I started this post after Brian Burke's comment last week that if the US wins gold it's a victory on a par with 1980. Little did I realize that beating Canada in a pre-lim game was going to be touted as "Miracle 2.0." (I just heard someone on ESPN radio characterize the U.S. team as not even expected to make it out of the preliminary round. Really? By whom?)
Anyway, Miracle 2: Miller Time. There are so many ways to pick that apart, but I'll just stick with this:
The 1980 US team was a bunch of college kids, playing not only against grown-ups (which is usually mentioned), but against the Red Army, elite professionals in everything but name, trained and funded by the Soviet military, hockey division. Everybody knows it was the height of the Cold War and the Soviets were the enemy, but just paying lip-service to that doesn't give us (or me, anyway) any sense of magnitude. To get that, you have to see it from the Soviets' point of view.

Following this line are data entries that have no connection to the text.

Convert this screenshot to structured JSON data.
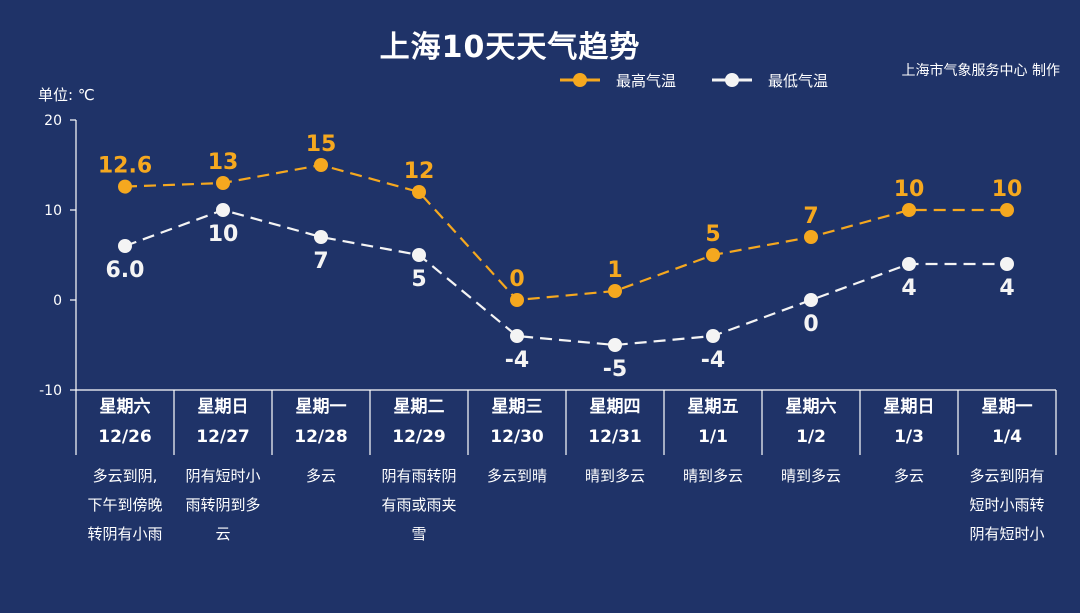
{
  "title": "上海10天天气趋势",
  "credit": "上海市气象服务中心 制作",
  "unit_label": "单位: ℃",
  "colors": {
    "background": "#1f3368",
    "high": "#f5a81f",
    "low": "#f4f4f4",
    "axis": "#ffffff"
  },
  "chart_data": {
    "type": "line",
    "title": "上海10天天气趋势",
    "ylabel": "单位: ℃",
    "ylim": [
      -10,
      20
    ],
    "yticks": [
      -10,
      0,
      10,
      20
    ],
    "legend_position": "top-right",
    "categories": [
      {
        "weekday": "星期六",
        "date": "12/26"
      },
      {
        "weekday": "星期日",
        "date": "12/27"
      },
      {
        "weekday": "星期一",
        "date": "12/28"
      },
      {
        "weekday": "星期二",
        "date": "12/29"
      },
      {
        "weekday": "星期三",
        "date": "12/30"
      },
      {
        "weekday": "星期四",
        "date": "12/31"
      },
      {
        "weekday": "星期五",
        "date": "1/1"
      },
      {
        "weekday": "星期六",
        "date": "1/2"
      },
      {
        "weekday": "星期日",
        "date": "1/3"
      },
      {
        "weekday": "星期一",
        "date": "1/4"
      }
    ],
    "series": [
      {
        "name": "最高气温",
        "values": [
          12.6,
          13,
          15,
          12,
          0,
          1,
          5,
          7,
          10,
          10
        ],
        "labels": [
          "12.6",
          "13",
          "15",
          "12",
          "0",
          "1",
          "5",
          "7",
          "10",
          "10"
        ],
        "color": "#f5a81f"
      },
      {
        "name": "最低气温",
        "values": [
          6.0,
          10,
          7,
          5,
          -4,
          -5,
          -4,
          0,
          4,
          4
        ],
        "labels": [
          "6.0",
          "10",
          "7",
          "5",
          "-4",
          "-5",
          "-4",
          "0",
          "4",
          "4"
        ],
        "color": "#f4f4f4"
      }
    ],
    "descriptions": [
      [
        "多云到阴,",
        "下午到傍晚",
        "转阴有小雨"
      ],
      [
        "阴有短时小",
        "雨转阴到多",
        "云"
      ],
      [
        "多云"
      ],
      [
        "阴有雨转阴",
        "有雨或雨夹",
        "雪"
      ],
      [
        "多云到晴"
      ],
      [
        "晴到多云"
      ],
      [
        "晴到多云"
      ],
      [
        "晴到多云"
      ],
      [
        "多云"
      ],
      [
        "多云到阴有",
        "短时小雨转",
        "阴有短时小"
      ]
    ]
  }
}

It would be as though the U.S. Marines had a football team, not a college team, but an elite all-star squad with the very best football players from across the country, NFL players, and they ruled the world and virtually never lost over several decades of competition (by the way: the all-time Olympic win/loss record of the Soviet national team? 62-6-2). Imagine such a team. Now imagine it's 2002. And we lose in the Olympics to the the team from Afghanistan, made up entirely of Taliban prep-school kids.
No matter what happens to Canada or Russia or the US in this Olympics, it's not going be as bad as that.